European Capitals of Culture have already been designated until the title year 2026 and they are as follows:
- 2023: Elefsina (Greece), Veszprém (Hungary) and Timisoara (Romania)
- 2024: Bad Ischl (Austria), Tartu (Estonia) and Bodø (Norway)
- 2025: Chemnitz (Germany) and Nova Gorica (Slovenia)
- 2026: Oulu (Finland) and Trenčín (Slovakia)
- 2027: Liepāja (Latvia, pending final endorsement by national authorities)
Ongoing competitions for future Capitals of Culture
Competitions are running for title-years 2027 and 2028.
In 2027, Latvia and Portugal will both host a European Capital of Culture.
- Ponta Delgada
In 2028, 3 cities will hold the title of European Capitals of Culture in the Czech Republic, France and in an EFTA/EEA country, a candidate country or a potential candidate to EU membership. The competition started in August 2021 in the Czech Republic, and in December 2021 in France and for cities from non-EU Member States.
How to apply
Competitions are organised at the national level with the publication of a call for submission of applications by the responsible authority (usually the national Ministry of Culture).
This new framework was amended in September 2017 by another Decision of the European Parliament and the Council.

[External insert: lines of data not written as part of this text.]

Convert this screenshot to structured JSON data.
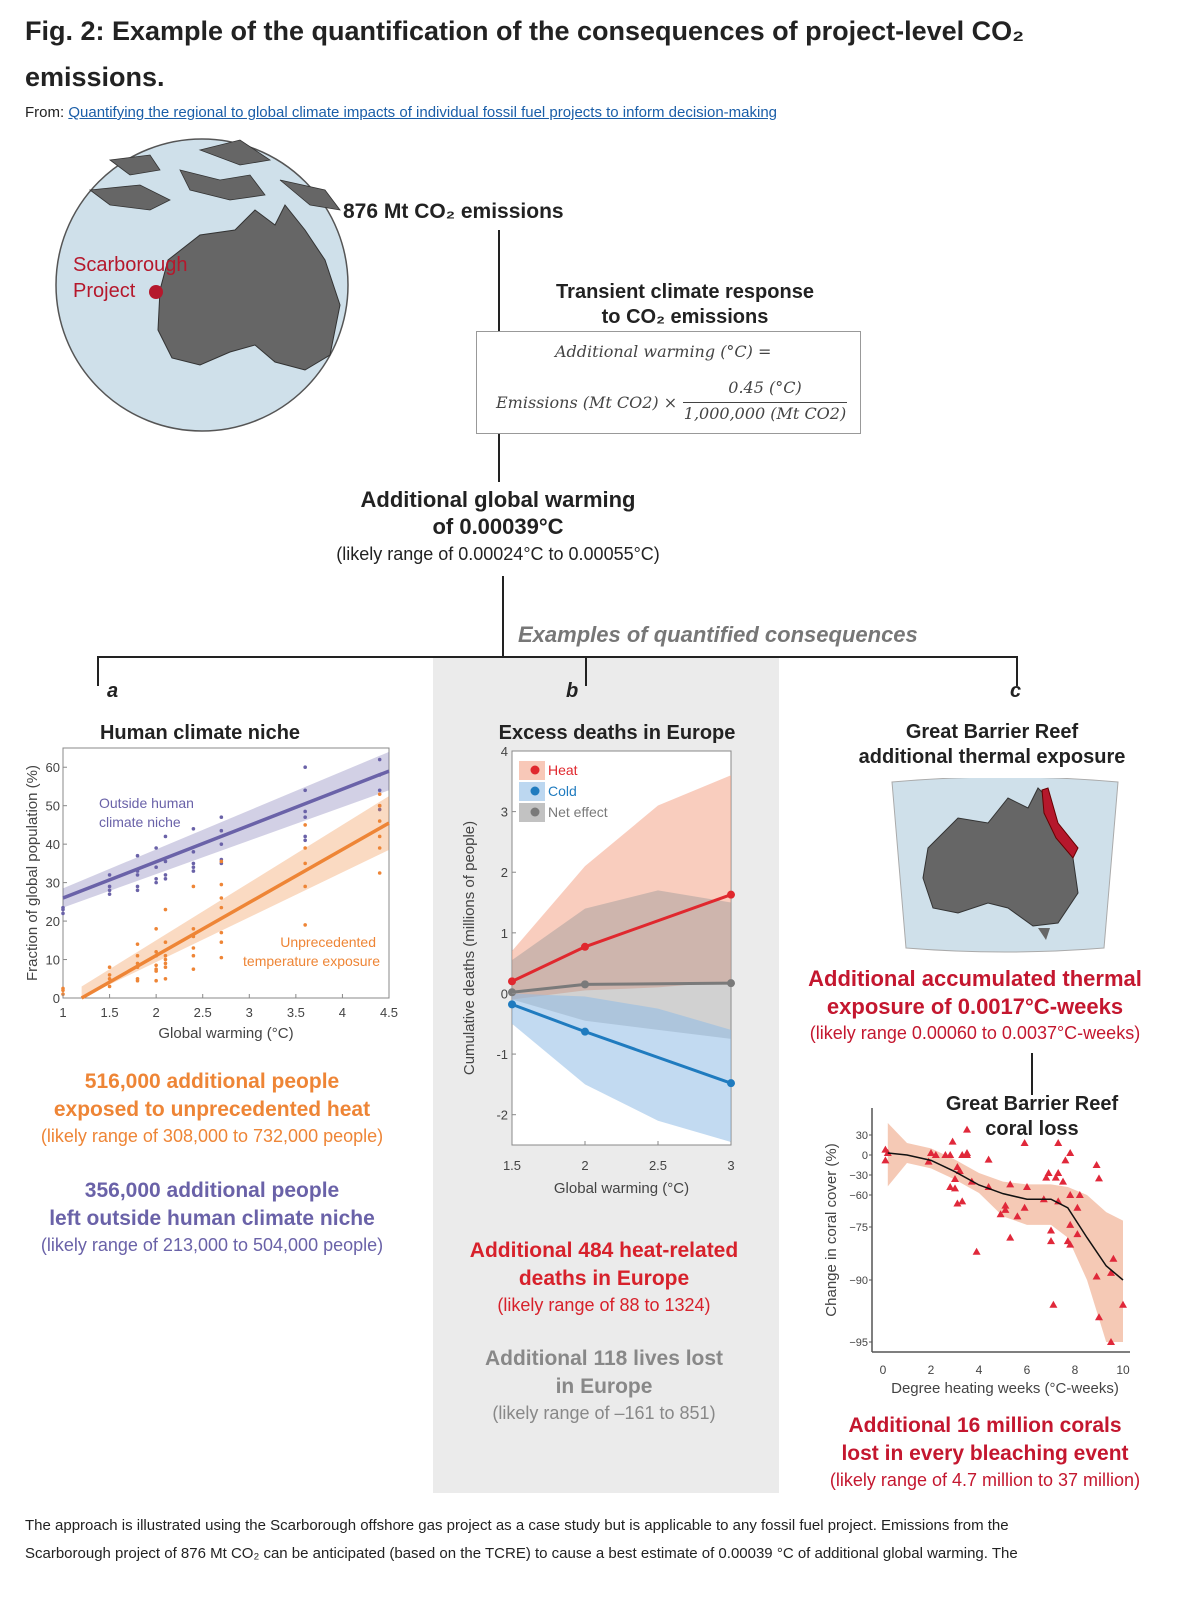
{
  "header": {
    "title": "Fig. 2: Example of the quantification of the consequences of project-level CO₂ emissions.",
    "from_label": "From:",
    "source_link": "Quantifying the regional to global climate impacts of individual fossil fuel projects to inform decision-making"
  },
  "flow": {
    "project_label": "Scarborough Project",
    "emissions": "876 Mt CO₂ emissions",
    "tcr_title_1": "Transient climate response",
    "tcr_title_2": "to CO₂ emissions",
    "formula_lhs": "Additional warming (°C) =",
    "formula_left": "Emissions (Mt CO2) ×",
    "formula_num": "0.45 (°C)",
    "formula_den": "1,000,000 (Mt CO2)",
    "warming_1": "Additional global warming",
    "warming_2": "of 0.00039°C",
    "warming_range": "(likely range of 0.00024°C to 0.00055°C)",
    "examples_title": "Examples of quantified consequences"
  },
  "panels": {
    "a": {
      "letter": "a",
      "title": "Human climate niche",
      "result1": "516,000 additional people",
      "result1b": "exposed to unprecedented heat",
      "range1": "(likely range of 308,000 to 732,000 people)",
      "result2": "356,000 additional people",
      "result2b": "left outside human climate niche",
      "range2": "(likely range of 213,000 to 504,000 people)"
    },
    "b": {
      "letter": "b",
      "title": "Excess deaths in Europe",
      "result1": "Additional 484 heat-related",
      "result1b": "deaths in Europe",
      "range1": "(likely range of 88 to 1324)",
      "result2": "Additional 118 lives lost",
      "result2b": "in Europe",
      "range2": "(likely range of –161 to 851)"
    },
    "c": {
      "letter": "c",
      "title_1": "Great Barrier Reef",
      "title_2": "additional thermal exposure",
      "result1": "Additional accumulated thermal",
      "result1b": "exposure of 0.0017°C-weeks",
      "range1": "(likely range 0.00060 to 0.0037°C-weeks)",
      "sub_title_1": "Great Barrier Reef",
      "sub_title_2": "coral loss",
      "result2": "Additional 16 million corals",
      "result2b": "lost in every bleaching event",
      "range2": "(likely range of 4.7 million to 37 million)"
    }
  },
  "caption": {
    "line1": "The approach is illustrated using the Scarborough offshore gas project as a case study but is applicable to any fossil fuel project. Emissions from the",
    "line2": "Scarborough project of 876 Mt CO₂ can be anticipated (based on the TCRE) to cause a best estimate of 0.00039 °C of additional global warming. The"
  },
  "colors": {
    "purple": "#6a62a8",
    "orange": "#ee8536",
    "heat": "#e0282e",
    "cold": "#1f7bbf",
    "net": "#7a7a7a",
    "reef": "#c4172f",
    "grey_text": "#888888"
  },
  "chart_data": [
    {
      "type": "scatter",
      "title": "Human climate niche",
      "xlabel": "Global warming (°C)",
      "ylabel": "Fraction of global population (%)",
      "xlim": [
        1,
        4.5
      ],
      "ylim": [
        0,
        65
      ],
      "xticks": [
        "1",
        "1.5",
        "2",
        "2.5",
        "3",
        "3.5",
        "4",
        "4.5"
      ],
      "yticks": [
        "0",
        "10",
        "20",
        "30",
        "40",
        "50",
        "60"
      ],
      "series": [
        {
          "name": "Outside human climate niche",
          "fit": [
            [
              1,
              26
            ],
            [
              4.5,
              59
            ]
          ],
          "points": [
            [
              1,
              22
            ],
            [
              1,
              23
            ],
            [
              1,
              23.5
            ],
            [
              1.5,
              27
            ],
            [
              1.5,
              28
            ],
            [
              1.5,
              29
            ],
            [
              1.5,
              32
            ],
            [
              1.8,
              28
            ],
            [
              1.8,
              29
            ],
            [
              1.8,
              32
            ],
            [
              1.8,
              33
            ],
            [
              1.8,
              37
            ],
            [
              2,
              30
            ],
            [
              2,
              31
            ],
            [
              2,
              34
            ],
            [
              2,
              39
            ],
            [
              2.1,
              31
            ],
            [
              2.1,
              32
            ],
            [
              2.1,
              35.5
            ],
            [
              2.1,
              42
            ],
            [
              2.4,
              33
            ],
            [
              2.4,
              34
            ],
            [
              2.4,
              35
            ],
            [
              2.4,
              38
            ],
            [
              2.4,
              44
            ],
            [
              2.7,
              35
            ],
            [
              2.7,
              36
            ],
            [
              2.7,
              40
            ],
            [
              2.7,
              43.5
            ],
            [
              2.7,
              47
            ],
            [
              3.6,
              41
            ],
            [
              3.6,
              42
            ],
            [
              3.6,
              47
            ],
            [
              3.6,
              48.5
            ],
            [
              3.6,
              54
            ],
            [
              3.6,
              60
            ],
            [
              4.4,
              49
            ],
            [
              4.4,
              50
            ],
            [
              4.4,
              54
            ],
            [
              4.4,
              58
            ],
            [
              4.4,
              62
            ]
          ]
        },
        {
          "name": "Unprecedented temperature exposure",
          "fit": [
            [
              1.2,
              0
            ],
            [
              4.5,
              45.5
            ]
          ],
          "points": [
            [
              1,
              1
            ],
            [
              1,
              2
            ],
            [
              1,
              2.5
            ],
            [
              1.5,
              3
            ],
            [
              1.5,
              5
            ],
            [
              1.5,
              6
            ],
            [
              1.5,
              8
            ],
            [
              1.8,
              4.5
            ],
            [
              1.8,
              5
            ],
            [
              1.8,
              8
            ],
            [
              1.8,
              9
            ],
            [
              1.8,
              11
            ],
            [
              1.8,
              14
            ],
            [
              2,
              4.5
            ],
            [
              2,
              7
            ],
            [
              2,
              7.5
            ],
            [
              2,
              8.5
            ],
            [
              2,
              11
            ],
            [
              2,
              12
            ],
            [
              2,
              18
            ],
            [
              2.1,
              5
            ],
            [
              2.1,
              8
            ],
            [
              2.1,
              9
            ],
            [
              2.1,
              10
            ],
            [
              2.1,
              11
            ],
            [
              2.1,
              14.5
            ],
            [
              2.1,
              23
            ],
            [
              2.4,
              7.5
            ],
            [
              2.4,
              11
            ],
            [
              2.4,
              13
            ],
            [
              2.4,
              16
            ],
            [
              2.4,
              18
            ],
            [
              2.4,
              29
            ],
            [
              2.7,
              10.5
            ],
            [
              2.7,
              14.5
            ],
            [
              2.7,
              17
            ],
            [
              2.7,
              23.5
            ],
            [
              2.7,
              26
            ],
            [
              2.7,
              29.5
            ],
            [
              2.7,
              35.5
            ],
            [
              3.6,
              19
            ],
            [
              3.6,
              29
            ],
            [
              3.6,
              35
            ],
            [
              3.6,
              39
            ],
            [
              3.6,
              45
            ],
            [
              4.4,
              32.5
            ],
            [
              4.4,
              39
            ],
            [
              4.4,
              42
            ],
            [
              4.4,
              46
            ],
            [
              4.4,
              50
            ],
            [
              4.4,
              53
            ]
          ]
        }
      ]
    },
    {
      "type": "line",
      "title": "Excess deaths in Europe",
      "xlabel": "Global warming (°C)",
      "ylabel": "Cumulative deaths (millions of people)",
      "xlim": [
        1.5,
        3
      ],
      "ylim": [
        -2.5,
        4
      ],
      "xticks": [
        "1.5",
        "2",
        "2.5",
        "3"
      ],
      "yticks": [
        "-2",
        "-1",
        "0",
        "1",
        "2",
        "3",
        "4"
      ],
      "legend": [
        "Heat",
        "Cold",
        "Net effect"
      ],
      "legend_position": "top-left",
      "x": [
        1.5,
        2,
        2.5,
        3
      ],
      "series": [
        {
          "name": "Heat",
          "values": [
            0.2,
            0.77,
            null,
            1.63
          ],
          "band_upper": [
            0.7,
            2.1,
            3.1,
            3.6
          ],
          "band_lower": [
            -0.1,
            0.05,
            0.1,
            0.2
          ]
        },
        {
          "name": "Cold",
          "values": [
            -0.18,
            -0.63,
            null,
            -1.48
          ],
          "band_upper": [
            0,
            -0.05,
            -0.25,
            -0.6
          ],
          "band_lower": [
            -0.5,
            -1.5,
            -2.1,
            -2.45
          ]
        },
        {
          "name": "Net effect",
          "values": [
            0.02,
            0.15,
            null,
            0.17
          ],
          "band_upper": [
            0.55,
            1.4,
            1.7,
            1.5
          ],
          "band_lower": [
            -0.1,
            -0.45,
            -0.6,
            -0.75
          ]
        }
      ]
    },
    {
      "type": "scatter",
      "title": "Great Barrier Reef coral loss",
      "xlabel": "Degree heating weeks (°C-weeks)",
      "ylabel": "Change in coral cover (%)",
      "xlim": [
        0,
        10
      ],
      "xticks": [
        "0",
        "2",
        "4",
        "6",
        "8",
        "10"
      ],
      "yticks": [
        "30",
        "0",
        "−30",
        "−60",
        "−75",
        "−90",
        "−95"
      ],
      "ytick_values": [
        30,
        0,
        -30,
        -60,
        -75,
        -90,
        -95
      ],
      "fit": [
        [
          0.2,
          3
        ],
        [
          1,
          0
        ],
        [
          2,
          -8
        ],
        [
          3,
          -25
        ],
        [
          4,
          -45
        ],
        [
          5,
          -58
        ],
        [
          6,
          -62
        ],
        [
          7,
          -62
        ],
        [
          7.7,
          -66
        ],
        [
          8.5,
          -78
        ],
        [
          9.3,
          -86
        ],
        [
          10,
          -90
        ]
      ],
      "points": [
        [
          0.1,
          8
        ],
        [
          0.1,
          -8
        ],
        [
          0.2,
          3
        ],
        [
          1.9,
          -10
        ],
        [
          2,
          3
        ],
        [
          2.2,
          0
        ],
        [
          2.6,
          0
        ],
        [
          2.8,
          0
        ],
        [
          2.8,
          -48
        ],
        [
          2.9,
          20
        ],
        [
          3,
          -36
        ],
        [
          3,
          -50
        ],
        [
          3.1,
          -18
        ],
        [
          3.1,
          -64
        ],
        [
          3.2,
          -24
        ],
        [
          3.3,
          0
        ],
        [
          3.3,
          -63
        ],
        [
          3.5,
          3
        ],
        [
          3.5,
          0
        ],
        [
          3.5,
          38
        ],
        [
          3.7,
          -40
        ],
        [
          3.9,
          -82
        ],
        [
          4.4,
          -7
        ],
        [
          4.4,
          -48
        ],
        [
          4.9,
          -69
        ],
        [
          5.1,
          -67
        ],
        [
          5.1,
          -65
        ],
        [
          5.3,
          -44
        ],
        [
          5.3,
          -78
        ],
        [
          5.6,
          -70
        ],
        [
          5.9,
          18
        ],
        [
          5.9,
          -66
        ],
        [
          6,
          -48
        ],
        [
          6.7,
          -62
        ],
        [
          6.8,
          -34
        ],
        [
          6.9,
          -27
        ],
        [
          7,
          -76
        ],
        [
          7,
          -79
        ],
        [
          7.1,
          -92
        ],
        [
          7.2,
          -34
        ],
        [
          7.3,
          18
        ],
        [
          7.3,
          -27
        ],
        [
          7.3,
          -63
        ],
        [
          7.5,
          -40
        ],
        [
          7.6,
          -8
        ],
        [
          7.7,
          -79
        ],
        [
          7.8,
          -60
        ],
        [
          7.8,
          -74
        ],
        [
          7.8,
          -80
        ],
        [
          7.8,
          3
        ],
        [
          8.1,
          -77
        ],
        [
          8.1,
          -66
        ],
        [
          8.2,
          -60
        ],
        [
          8.9,
          -15
        ],
        [
          8.9,
          -89
        ],
        [
          9,
          -35
        ],
        [
          9,
          -93
        ],
        [
          9.5,
          -88
        ],
        [
          9.5,
          -95
        ],
        [
          9.6,
          -84
        ],
        [
          10,
          -92
        ]
      ]
    }
  ]
}
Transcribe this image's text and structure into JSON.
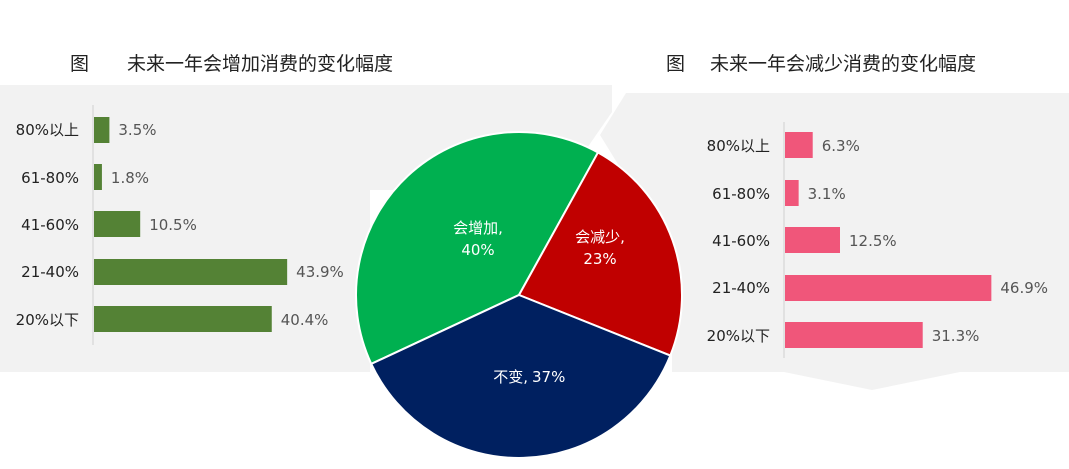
{
  "chart_data": [
    {
      "type": "bar",
      "title": "图　　未来一年会增加消费的变化幅度",
      "categories": [
        "80%以上",
        "61-80%",
        "41-60%",
        "21-40%",
        "20%以下"
      ],
      "values": [
        3.5,
        1.8,
        10.5,
        43.9,
        40.4
      ],
      "value_labels": [
        "3.5%",
        "1.8%",
        "10.5%",
        "43.9%",
        "40.4%"
      ],
      "color": "#548235"
    },
    {
      "type": "pie",
      "labels": [
        "会增加,",
        "会减少,",
        "不变,"
      ],
      "values": [
        40,
        23,
        37
      ],
      "value_labels": [
        "40%",
        "23%",
        "37%"
      ],
      "colors": [
        "#00b050",
        "#c00000",
        "#002060"
      ]
    },
    {
      "type": "bar",
      "title": "图　 未来一年会减少消费的变化幅度",
      "categories": [
        "80%以上",
        "61-80%",
        "41-60%",
        "21-40%",
        "20%以下"
      ],
      "values": [
        6.3,
        3.1,
        12.5,
        46.9,
        31.3
      ],
      "value_labels": [
        "6.3%",
        "3.1%",
        "12.5%",
        "46.9%",
        "31.3%"
      ],
      "color": "#f0567a"
    }
  ]
}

This decision makes it possible for cities in EU candidate countries, potential candidates or members of the European Free Trade Association party to the Agreement on the European Economic Area (so-called EFTA/EEA countries) to hold the title in 2021, 2024, 2028, 2030 and 2033.
These cities are selected through an 'open competition', meaning that cities from various countries may compete with each other.
Cities wishing to hold the European Capitals of Culture title should await the announcement of a competition in their own country, and then complete and submit a bid in response to the call for applications published.